Deciphera announces positive top line results from pivotal Phase 3 trial of vimseltinib in treatment of Tenosynovial Giant Cell Tumors

Recently, Deciphera Pharmaceutical announced the positive top-line results of its investigational drug vimseltinib in the pivotal Phase 3 MOTION trial for patients with Tenosynovial Giant Cell Tumor (TGCT). The analysis showed that the trial met its primary endpoint, with a statistically significant and clinically meaningful improvement in the Objective Response Rate (ORR) in patients treated with vimseltinib.

Vimseltinib (DCC-3014) is a potent, highly selective, orally administered CSF-1R kinase inhibitor developed by Deciphera Pharmaceutical. It works by utilizing the unique features of the switch control region activated by kinase conformation to selectively and effectively inhibit CSF-1R, for the treatment of conditions such as Tenosynovial Giant Cell Tumor (Phase 3), Pigmented Villonodular Synovitis (Phase 3), and Solid Tumors (Phase 2). Preclinical studies showed that vimseltinib persistently inhibited CSF-1R activity both in vitro and in vivo, depleted macrophages and other cells dependent on CSF-1R, and led to the inhibition of tumor growth and bone degradation in mouse cancer models. In a Phase I clinical study, vimseltinib demonstrated its ability to modulate biomarkers of CSF-1R inhibition and reduce tumor burden in TGCT patients.
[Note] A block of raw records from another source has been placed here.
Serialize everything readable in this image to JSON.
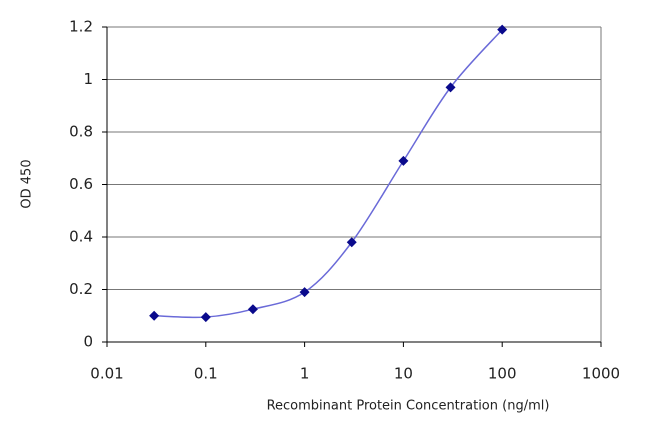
{
  "chart_data": {
    "type": "line",
    "x_label": "Recombinant Protein Concentration (ng/ml)",
    "y_label": "OD 450",
    "x": [
      0.03,
      0.1,
      0.3,
      1,
      3,
      10,
      30,
      100
    ],
    "values": [
      0.1,
      0.095,
      0.125,
      0.19,
      0.38,
      0.69,
      0.97,
      1.19
    ],
    "color": "#6a6ad8",
    "marker_color": "#0a0a8c",
    "xscale": "log",
    "xlim": [
      0.01,
      1000
    ],
    "xticks": [
      0.01,
      0.1,
      1,
      10,
      100,
      1000
    ],
    "ylim": [
      0,
      1.2
    ],
    "yticks": [
      0,
      0.2,
      0.4,
      0.6,
      0.8,
      1,
      1.2
    ],
    "grid": true
  }
}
The pivotal Phase 3 MOTION trial is a two-part, randomized, double-blind, placebo-controlled study designed to evaluate the efficacy and safety of vimseltinib in patients with TGCT who have not previously received anti-CSF1/CSF1R therapy and cannot undergo surgery. The analysis showed that the study met its primary endpoint in the intent-to-treat (ITT) population, with results from a blinded, independent radiology review (IRR) using RECIST 1.1 showing statistically significant and clinically meaningful improvements in ORR at week 25 compared to placebo. In the ITT population, the ORR in the vimseltinib group at week 25 was 40% (95% CI: 29%-51%), compared to 0% (95% CI: 0%-9%) in the placebo group, with a difference in response of 40% (95% CI: 29%-51%, p<0.0001).

According to information disclosed by the Synapse database, as of November 1, 2023, there were 60 investigational drugs targeting CSF-1R, with 120 indications covered, being studied by 101 institutions, and with 1152 related clinical trials and as many as 7941 patents. CSF-1R is a receptor for the cytokine CSF-1 and is an important member of the receptor tyrosine kinase family, which is closely related to the development and progression of inflammation. In the tumor microenvironment (TME), CSF-1R and its ligand CSF-1 signaling can induce the differentiation and survival of tumor-associated macrophages (TAMs), thereby promoting tumor cell growth. We look forward to the early market approval of vimseltinib.